Item 2.03. Creation of a Direct Financial Obligation or an Obligation under an Off-Balance Sheet Arrangement of a Registrant.

On May 3, 2011, the Company, the Guarantors, and the Trustee entered into the Indenture, and the Company issued $325 million in aggregate principal amount of Notes to the Initial Purchasers. Additional information pertaining to the Indenture and the Notes is contained in Item 1.01 – Indenture and Exhibits 4.1 and 4.2.


Item 8.01. Other Events.

In a press release issued on May 3, 2011, the Company announced that it had completed the issuance of $325 million aggregate principal amount of its 6.750% senior notes due 2019 in a private placement. The Notes will pay interest semi-annually at a rate of 6.750% per annum and are unsecured obligations of the Company.

A copy of the press release is attached as Exhibit 99.1 to this report and is incorporated herein by reference.

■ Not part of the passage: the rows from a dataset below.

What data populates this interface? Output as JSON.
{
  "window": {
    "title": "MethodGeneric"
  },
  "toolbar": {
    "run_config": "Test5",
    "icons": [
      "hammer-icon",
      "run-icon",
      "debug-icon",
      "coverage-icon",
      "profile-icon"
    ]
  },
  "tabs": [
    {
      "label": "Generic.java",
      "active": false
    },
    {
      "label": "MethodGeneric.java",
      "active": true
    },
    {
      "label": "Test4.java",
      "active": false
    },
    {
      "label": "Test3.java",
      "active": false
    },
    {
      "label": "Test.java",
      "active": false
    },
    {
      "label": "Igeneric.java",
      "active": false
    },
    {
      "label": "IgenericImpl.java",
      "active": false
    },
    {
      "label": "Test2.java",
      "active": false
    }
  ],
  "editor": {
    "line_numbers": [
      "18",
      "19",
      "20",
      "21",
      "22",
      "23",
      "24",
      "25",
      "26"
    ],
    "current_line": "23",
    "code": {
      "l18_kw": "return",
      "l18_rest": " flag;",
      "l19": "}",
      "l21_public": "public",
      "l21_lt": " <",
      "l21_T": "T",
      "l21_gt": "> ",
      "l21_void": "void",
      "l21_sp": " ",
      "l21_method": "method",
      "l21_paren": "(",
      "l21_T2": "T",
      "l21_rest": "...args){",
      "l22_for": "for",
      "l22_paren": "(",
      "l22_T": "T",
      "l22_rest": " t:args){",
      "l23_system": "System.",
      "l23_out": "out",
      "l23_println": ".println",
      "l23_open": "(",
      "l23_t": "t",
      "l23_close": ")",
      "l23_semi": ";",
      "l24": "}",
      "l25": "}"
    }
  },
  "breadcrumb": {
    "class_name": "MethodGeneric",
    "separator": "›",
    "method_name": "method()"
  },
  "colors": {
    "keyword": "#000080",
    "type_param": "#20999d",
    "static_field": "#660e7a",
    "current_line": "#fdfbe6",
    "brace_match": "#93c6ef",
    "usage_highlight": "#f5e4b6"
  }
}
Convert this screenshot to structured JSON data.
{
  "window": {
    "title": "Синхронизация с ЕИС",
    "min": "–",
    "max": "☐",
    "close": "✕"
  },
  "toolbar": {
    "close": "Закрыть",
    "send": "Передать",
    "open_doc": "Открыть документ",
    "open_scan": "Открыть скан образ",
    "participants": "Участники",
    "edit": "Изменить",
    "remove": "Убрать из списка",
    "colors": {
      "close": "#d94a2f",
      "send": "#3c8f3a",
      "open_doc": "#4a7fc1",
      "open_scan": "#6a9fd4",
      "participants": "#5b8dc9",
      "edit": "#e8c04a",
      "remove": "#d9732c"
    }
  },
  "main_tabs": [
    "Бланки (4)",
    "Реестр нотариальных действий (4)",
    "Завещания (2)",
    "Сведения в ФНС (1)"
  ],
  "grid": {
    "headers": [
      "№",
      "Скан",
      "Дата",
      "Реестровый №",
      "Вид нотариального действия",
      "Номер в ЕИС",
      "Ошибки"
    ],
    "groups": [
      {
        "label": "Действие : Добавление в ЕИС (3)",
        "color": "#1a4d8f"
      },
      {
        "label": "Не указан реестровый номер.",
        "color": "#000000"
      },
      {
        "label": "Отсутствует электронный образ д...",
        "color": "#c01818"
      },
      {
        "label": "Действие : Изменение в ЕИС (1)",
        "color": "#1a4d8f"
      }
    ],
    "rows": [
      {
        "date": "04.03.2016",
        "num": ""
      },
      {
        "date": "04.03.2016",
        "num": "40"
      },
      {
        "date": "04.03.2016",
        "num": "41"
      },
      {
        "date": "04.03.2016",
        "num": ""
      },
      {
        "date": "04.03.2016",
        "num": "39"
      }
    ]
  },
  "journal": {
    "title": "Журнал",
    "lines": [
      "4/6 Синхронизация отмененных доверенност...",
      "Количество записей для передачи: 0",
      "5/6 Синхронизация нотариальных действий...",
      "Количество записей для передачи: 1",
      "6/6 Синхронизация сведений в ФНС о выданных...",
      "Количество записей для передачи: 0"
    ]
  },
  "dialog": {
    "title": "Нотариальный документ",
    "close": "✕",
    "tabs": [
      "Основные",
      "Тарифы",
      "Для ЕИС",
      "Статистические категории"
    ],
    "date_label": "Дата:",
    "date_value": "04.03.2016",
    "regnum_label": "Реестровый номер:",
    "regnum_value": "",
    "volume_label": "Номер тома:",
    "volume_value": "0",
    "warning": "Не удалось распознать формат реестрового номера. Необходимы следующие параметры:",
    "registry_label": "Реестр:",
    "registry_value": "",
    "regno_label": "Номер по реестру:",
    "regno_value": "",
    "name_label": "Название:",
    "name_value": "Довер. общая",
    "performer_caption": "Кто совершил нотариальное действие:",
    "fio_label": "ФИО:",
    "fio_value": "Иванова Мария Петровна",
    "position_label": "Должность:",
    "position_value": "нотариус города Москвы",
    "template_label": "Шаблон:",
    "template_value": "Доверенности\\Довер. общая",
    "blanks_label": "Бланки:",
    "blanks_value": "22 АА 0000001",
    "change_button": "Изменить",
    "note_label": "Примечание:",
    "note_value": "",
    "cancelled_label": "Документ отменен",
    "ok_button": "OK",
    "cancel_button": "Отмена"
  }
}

Item 9.01. Financial Statements and Exhibits.

 

(d) Exhibits

 

Exhibit No.      
4.1    Indenture, dated as of May 3, 2011, by and among the Company, the Guarantors named therein, and Wells Fargo Bank, National Association, as trustee.
4.2    Form of Senior Notes due 2019 (included in Exhibit 4.1).
4.3    Registration Rights Agreement, dated as of May 3, 2011, by and among the Company, the Guarantors named therein, and the Initial Purchasers.
99.1    Press Release, dated May 3, 2011.


SIGNATURES

Pursuant to the requirements of the Securities Exchange Act of 1934, the registrant has duly caused this report to be signed on its behalf by the undersigned hereunto duly authorized.

 

    RadioShack Corporation
  (Registrant)
Date: May 3, 2011  

/s/ James F. Gooch

  James F. Gooch
 

President and

Chief Financial Officer


EXHIBIT INDEX

 

Exhibit No.

  

Description of Exhibit

4.1    Indenture, dated as of May 3, 2011, by and among the Company, the Guarantors named therein, and Wells Fargo Bank, National Association, as trustee.
4.2    Form of Senior Notes due 2019 (included in Exhibit 4.1).
4.3    Registration Rights Agreement, dated as of May 3, 2011, by and among the Company, the Guarantors named therein, and the Initial Purchasers.
99.1    Press Release, dated May 3, 2011.